Ablative and Immunostimulatory Effects of Histotripsy Ablation in a Murine Osteosarcoma Model

Abstract

1. Introduction

Osteosarcoma (OS) is the most commonly occurring primary bone tumor and primarily occurs in children and adolescents [1,2,3,4,5]. The worldwide incidence in children and adolescents is 3–4.5 cases per 1 million people and accounts for 55% of primary bone tumor diagnoses in children in the United States [3,6,7]. Over 30 years ago, chemotherapeutics were introduced into the standard of care treatment regimen for OS patients, which greatly improved patient survival. However, survival outcomes remain at a median 5-year survival rate of 70% for patients presenting without metastatic disease at the time of diagnosis, and less than 25% for patients with metastatic or recurrent disease [1,2,4,8]. The current definitive standard of care treatment for OS consists of surgical resection of the primary bone tumor via limb salvage surgery or amputation with neoadjuvant and adjuvant chemotherapy [1,9]. Advancements in limb salvage surgeries have resulted in improving quality of life outcomes for OS patients, but these procedures are still associated with complications and risks, including mobility limitations, fracture, infection, and tumor recurrence [1,9,10]. Additionally, limb salvage surgery is an invasive procedure, and often multiple surgeries are required [11,12,13]. Consequently, there is a continued need to advance OS treatment modalities in order to improve patient quality of life and survival. A noninvasive limb salvage treatment option has the potential to immensely improve patient quality of life.

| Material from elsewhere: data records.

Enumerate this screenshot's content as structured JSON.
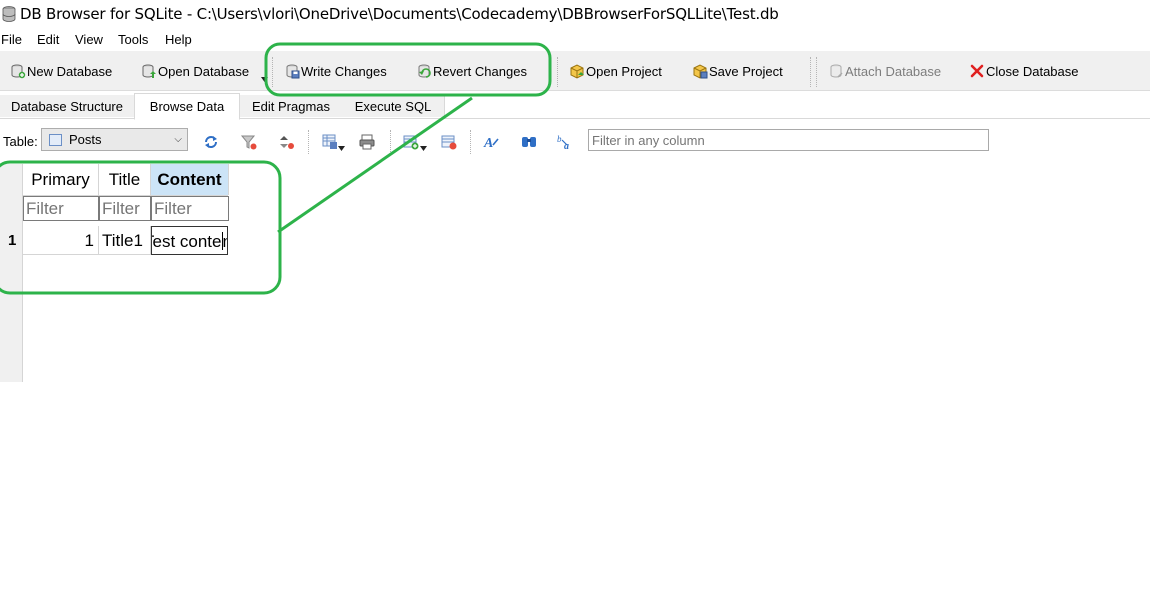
{
  "window": {
    "title": "DB Browser for SQLite - C:\\Users\\vlori\\OneDrive\\Documents\\Codecademy\\DBBrowserForSQLLite\\Test.db"
  },
  "menu": [
    "File",
    "Edit",
    "View",
    "Tools",
    "Help"
  ],
  "toolbar": {
    "new_database": "New Database",
    "open_database": "Open Database",
    "write_changes": "Write Changes",
    "revert_changes": "Revert Changes",
    "open_project": "Open Project",
    "save_project": "Save Project",
    "attach_database": "Attach Database",
    "close_database": "Close Database"
  },
  "tabs": [
    "Database Structure",
    "Browse Data",
    "Edit Pragmas",
    "Execute SQL"
  ],
  "active_tab": "Browse Data",
  "browse": {
    "table_label": "Table:",
    "table_selected": "Posts",
    "filter_placeholder": "Filter in any column"
  },
  "grid": {
    "columns": [
      "Primary",
      "Title",
      "Content"
    ],
    "filter_placeholder": "Filter",
    "rows": [
      {
        "row_num": "1",
        "primary": "1",
        "title": "Title1",
        "content_before_cursor": "Test conte",
        "content_after_cursor": "nt"
      }
    ]
  },
  "colors": {
    "annotation_green": "#2db34a",
    "header_highlight": "#cce4f7",
    "toolbar_bg": "#f0f0f0"
  }
}
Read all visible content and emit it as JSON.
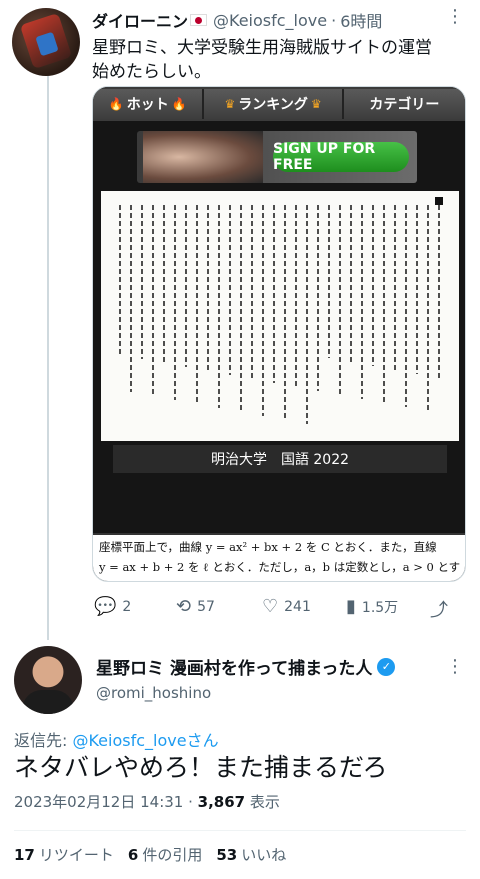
{
  "tweet1": {
    "display_name": "ダイローニン",
    "flag_icon": "japan-flag-icon",
    "handle": "@Keiosfc_love",
    "separator": "·",
    "time": "6時間",
    "text_line1": "星野ロミ、大学受験生用海賊版サイトの運営",
    "text_line2": "始めたらしい。",
    "media": {
      "tabs": [
        {
          "label": "ホット",
          "icon": "flame-icon"
        },
        {
          "label": "ランキング",
          "icon": "crown-icon"
        },
        {
          "label": "カテゴリー",
          "icon": ""
        }
      ],
      "banner_cta": "SIGN UP FOR FREE",
      "caption": "明治大学　国語 2022",
      "math_line1": "座標平面上で，曲線 y = ax² + bx + 2 を C とおく．また，直線",
      "math_line2": "y = ax + b + 2 を ℓ とおく．ただし，a，b は定数とし，a > 0 とす"
    },
    "actions": {
      "replies": "2",
      "retweets": "57",
      "likes": "241",
      "views": "1.5万"
    }
  },
  "tweet2": {
    "display_name": "星野ロミ 漫画村を作って捕まった人",
    "verified_icon": "verified-badge-icon",
    "handle": "@romi_hoshino",
    "reply_prefix": "返信先: ",
    "reply_to": "@Keiosfc_loveさん",
    "text": "ネタバレやめろ！また捕まるだろ",
    "timestamp": "2023年02月12日 14:31",
    "meta_separator": " · ",
    "views_count": "3,867",
    "views_label": " 表示",
    "retweets_count": "17",
    "retweets_label": "リツイート",
    "quotes_count": "6",
    "quotes_label": "件の引用",
    "likes_count": "53",
    "likes_label": "いいね"
  },
  "colors": {
    "text": "#0f1419",
    "secondary": "#536471",
    "link": "#1d9bf0",
    "divider": "#eff3f4"
  }
}
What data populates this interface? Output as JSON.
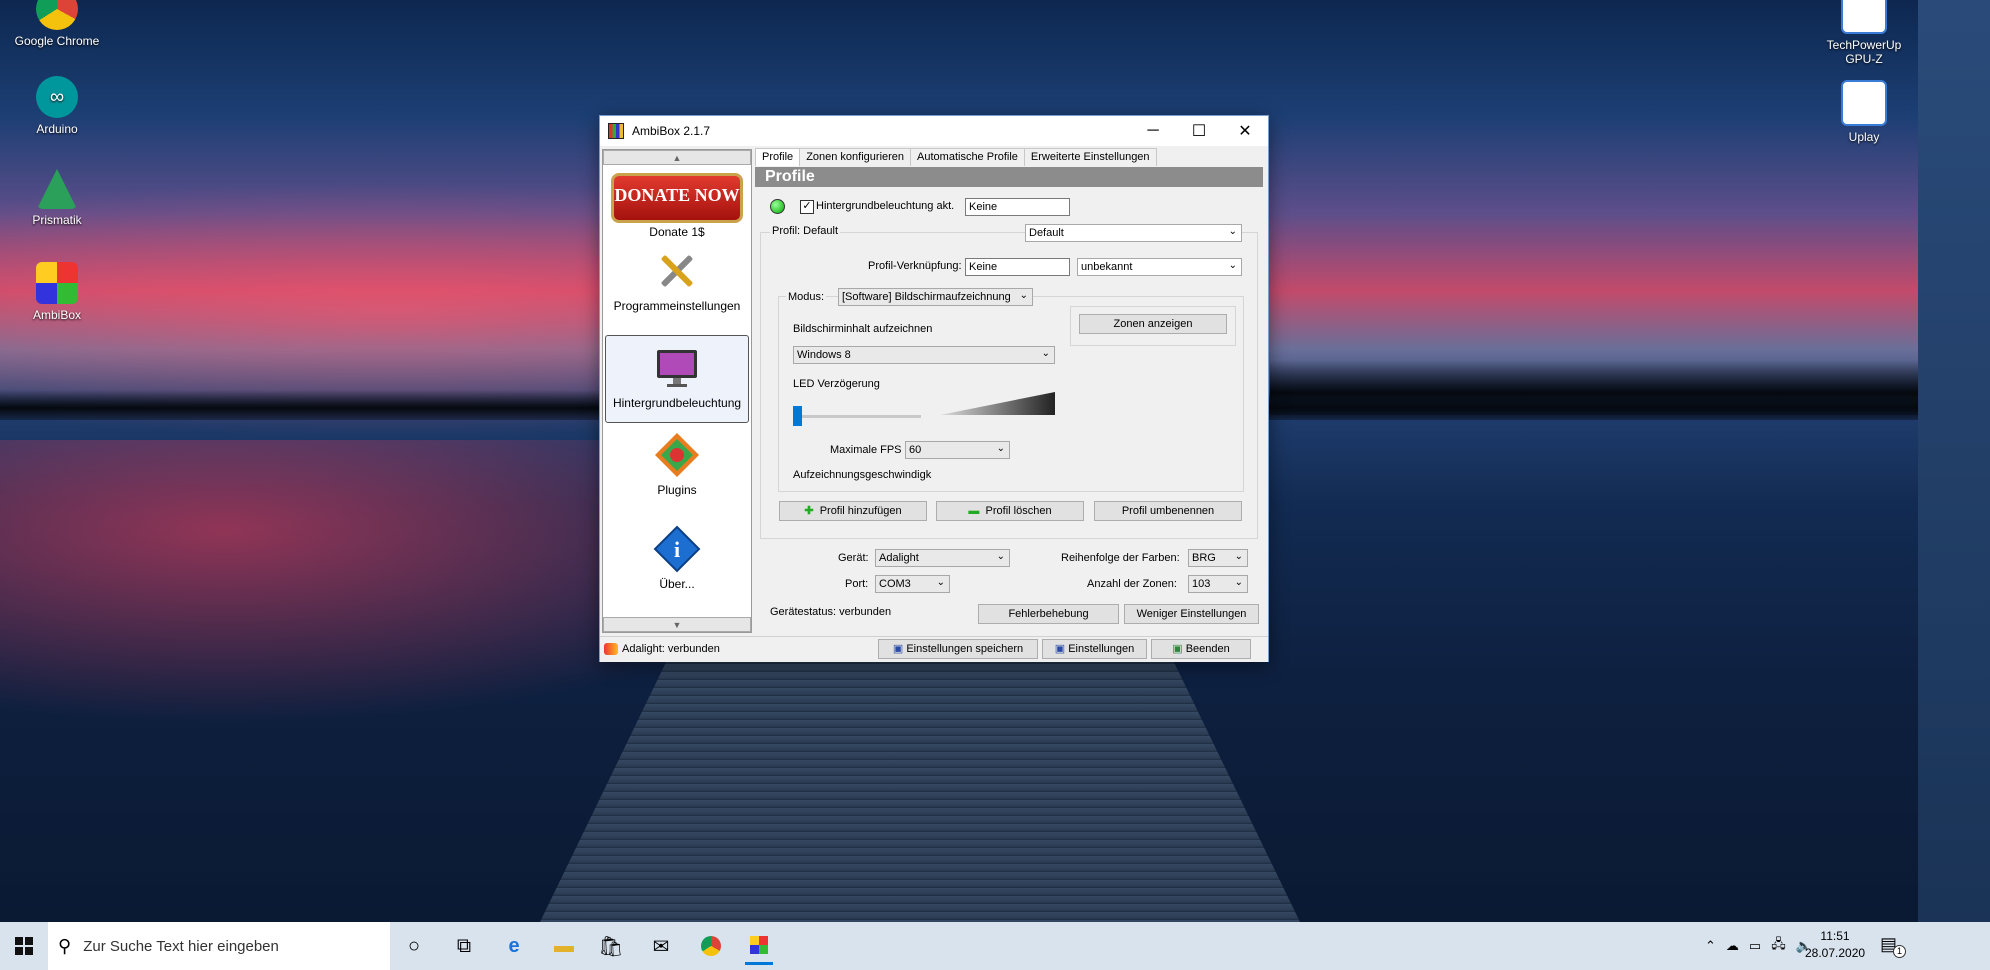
{
  "desktop": {
    "icons_left": [
      {
        "label": "Google Chrome"
      },
      {
        "label": "Arduino"
      },
      {
        "label": "Prismatik"
      },
      {
        "label": "AmbiBox"
      }
    ],
    "icons_right": [
      {
        "label": "TechPowerUp GPU-Z"
      },
      {
        "label": "Uplay"
      }
    ]
  },
  "window": {
    "title": "AmbiBox 2.1.7",
    "controls": {
      "minimize": "─",
      "maximize": "☐",
      "close": "✕"
    },
    "sidebar": {
      "donate_banner": "DONATE NOW",
      "donate_label": "Donate 1$",
      "items": [
        {
          "label": "Programmeinstellungen",
          "icon": "tools-icon"
        },
        {
          "label": "Hintergrundbeleuchtung",
          "icon": "monitor-icon",
          "selected": true
        },
        {
          "label": "Plugins",
          "icon": "puzzle-icon"
        },
        {
          "label": "Über...",
          "icon": "info-icon"
        }
      ]
    },
    "tabs": [
      "Profile",
      "Zonen konfigurieren",
      "Automatische Profile",
      "Erweiterte Einstellungen"
    ],
    "active_tab": "Profile",
    "section_title": "Profile",
    "backlight_checkbox_label": "Hintergrundbeleuchtung akt.",
    "backlight_checked": true,
    "backlight_hotkey": "Keine",
    "profile_group_label": "Profil: Default",
    "profile_select": "Default",
    "profile_link_label": "Profil-Verknüpfung:",
    "profile_link_value": "Keine",
    "profile_link_select": "unbekannt",
    "mode_label": "Modus:",
    "mode_select": "[Software] Bildschirmaufzeichnung",
    "zones_button": "Zonen anzeigen",
    "capture_label": "Bildschirminhalt aufzeichnen",
    "capture_select": "Windows 8",
    "led_delay_label": "LED Verzögerung",
    "led_delay_level": 0,
    "max_fps_label": "Maximale FPS",
    "max_fps_value": "60",
    "capture_speed_label": "Aufzeichnungsgeschwindigk",
    "add_profile": "Profil hinzufügen",
    "delete_profile": "Profil löschen",
    "rename_profile": "Profil umbenennen",
    "device_label": "Gerät:",
    "device_value": "Adalight",
    "port_label": "Port:",
    "port_value": "COM3",
    "color_order_label": "Reihenfolge der Farben:",
    "color_order_value": "BRG",
    "zones_count_label": "Anzahl der Zonen:",
    "zones_count_value": "103",
    "device_status": "Gerätestatus: verbunden",
    "troubleshoot_button": "Fehlerbehebung",
    "less_settings_button": "Weniger Einstellungen",
    "statusbar": {
      "status": "Adalight: verbunden",
      "save": "Einstellungen speichern",
      "settings": "Einstellungen",
      "quit": "Beenden"
    }
  },
  "taskbar": {
    "search_placeholder": "Zur Suche Text hier eingeben",
    "time": "11:51",
    "date": "28.07.2020",
    "notification_count": "1"
  },
  "colors": {
    "accent": "#0078d7",
    "section_header": "#8c8c8c",
    "donate_red": "#c8231b"
  }
}
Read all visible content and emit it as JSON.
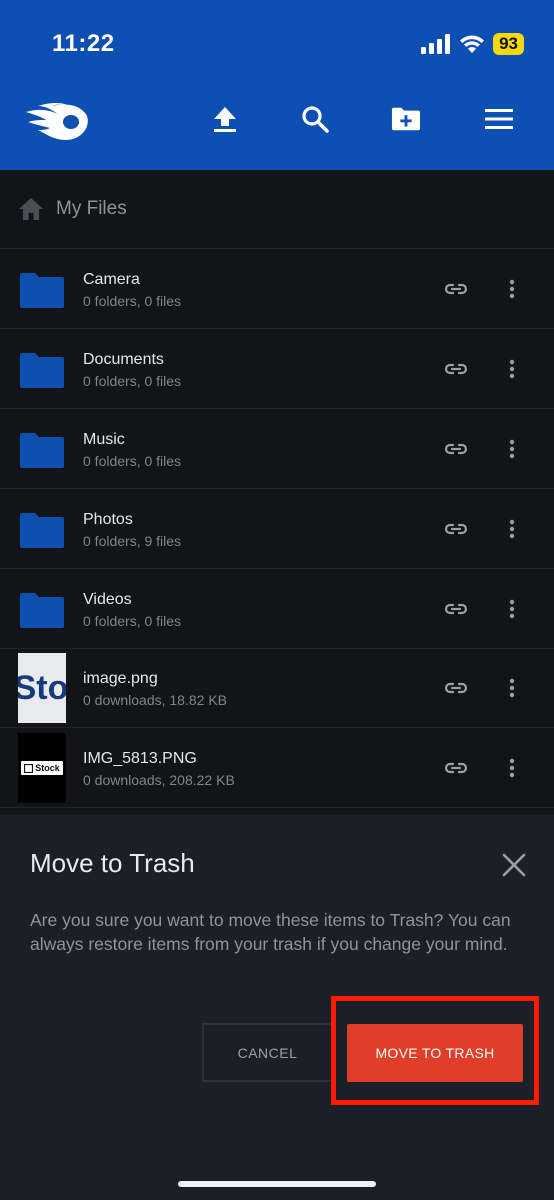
{
  "status_bar": {
    "time": "11:22",
    "battery": "93"
  },
  "toolbar": {
    "upload_icon": "upload-icon",
    "search_icon": "search-icon",
    "new_folder_icon": "new-folder-icon",
    "menu_icon": "menu-icon"
  },
  "breadcrumb": {
    "label": "My Files"
  },
  "items": [
    {
      "name": "Camera",
      "meta": "0 folders, 0 files",
      "kind": "folder"
    },
    {
      "name": "Documents",
      "meta": "0 folders, 0 files",
      "kind": "folder"
    },
    {
      "name": "Music",
      "meta": "0 folders, 0 files",
      "kind": "folder"
    },
    {
      "name": "Photos",
      "meta": "0 folders, 9 files",
      "kind": "folder"
    },
    {
      "name": "Videos",
      "meta": "0 folders, 0 files",
      "kind": "folder"
    },
    {
      "name": "image.png",
      "meta": "0 downloads, 18.82 KB",
      "kind": "image",
      "thumb_text": "Sto"
    },
    {
      "name": "IMG_5813.PNG",
      "meta": "0 downloads, 208.22 KB",
      "kind": "image",
      "thumb_text": "Stock"
    }
  ],
  "dialog": {
    "title": "Move to Trash",
    "message": "Are you sure you want to move these items to Trash? You can always restore items from your trash if you change your mind.",
    "cancel_label": "CANCEL",
    "confirm_label": "MOVE TO TRASH"
  },
  "colors": {
    "header": "#0d4fb2",
    "folder": "#0f4fb0",
    "confirm": "#e03e2a",
    "highlight": "#ff1a00"
  }
}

In a similar manner to many cancers, the cellular interactions that occur in the tumor microenvironment (TME) in OS result in immunosuppression, contributing to OS progression and metastatic disease development, which is the major contributing factor to OS mortality [14,15,16,17]. Thus, more recent approaches for developing novel OS treatments have focused on immunomodulation in efforts to stimulate an antitumor immune response to moderate metastatic disease development [14,18,19,20,21]. The novel focused ultrasound technique, histotripsy, has been shown to ablate targeted tumor tissue and induce immunomodulation to stimulate an antitumor immune response [22,23,24,25,26,27,28,29,30,31]. Histotripsy is thus an exciting technique that can potentially treat primary and metastatic OS to improve treatment and survival outcomes.

Histotripsy is a precise, nonthermal, noninvasive, focused ultrasound technique that utilizes high-amplitude ultrasound pulses to generate acoustic cavitation to mechanically homogenize targeted tissue [31,32,33,34,35,36]. Histotripsy has previously been employed in humans to ablate prostate tissue, heart valves, and liver tumors [36,37,38,39] and in canines for experimentally induced prostate tumors [40], spontaneously occurring primary bone tumors [25,41,42,43], and soft tissue sarcomas [43,44]. Preclinical rodent models have demonstrated effective ablation of liver tumors [45], melanoma [27], renal cell carcinoma [28], and pancreatic [24] tumors and have also reported that the resulting disruption of targeted tissue causes the release of immunogenic cellular proteins, which stimulates a proinflammatory/antitumor immune response [26,27,28,29,45,46]. The destruction of tumors with histotripsy leads to the release of tumor antigens and damage-associated molecular patterns (DAMPs), such as high mobility group box-1 (HMGB-1), orchestrating an antitumor immune response [24,26,27,28]. Furthermore, an increased infiltration of cytotoxic T-lymphocytes (CTLs) into the tumor microenvironment is observed after histotripsy treatment, as is an increase in tumor antigen recognition and tumor cell cytotoxicity [23,24,26,27,28]. In longer-term preclinical studies, the abscopal immune response associated with histotripsy was reported to decrease metastases within 20 days after histotripsy treatment [27,46,47]. A clinical trial investigating histotripsy hepatic tumor ablation observed a decrease in the growth of non-histotripsy-treated tumors in study patients [47]. Histotripsy has the potential to serve as both a primary tumor ablation modality and to stimulate an antitumor immune response. However, in the context of OS, much remains to be investigated regarding the potential of employing histotripsy ablation and the associated immunomodulatory effects.

The current study was conducted to investigate the ablative and preliminary immunological outcomes associated with histotripsy ablation of OS in the syngeneic C3H/HeN mouse and DLM8 cell line models. Ablation outcomes were evaluated histologically immediately after histotripsy and 72 h after treatment. We analyzed the expression of immune activation genes Il6, Ifnγ, Il-1β, Il10, Il13, and Pdl1 and characterized immune cell populations within the TME 72 h after treatment. We hypothesized that histotripsy ablation would result in disruption of the targeted OS tumors, yield acellular debris, and stimulate a proinflammatory immune response. Our results indicate successful targeted ablation of OS tumors and suggest that histotripsy modulates the TME, thus supporting the potential of histotripsy as a treatment modality for OS.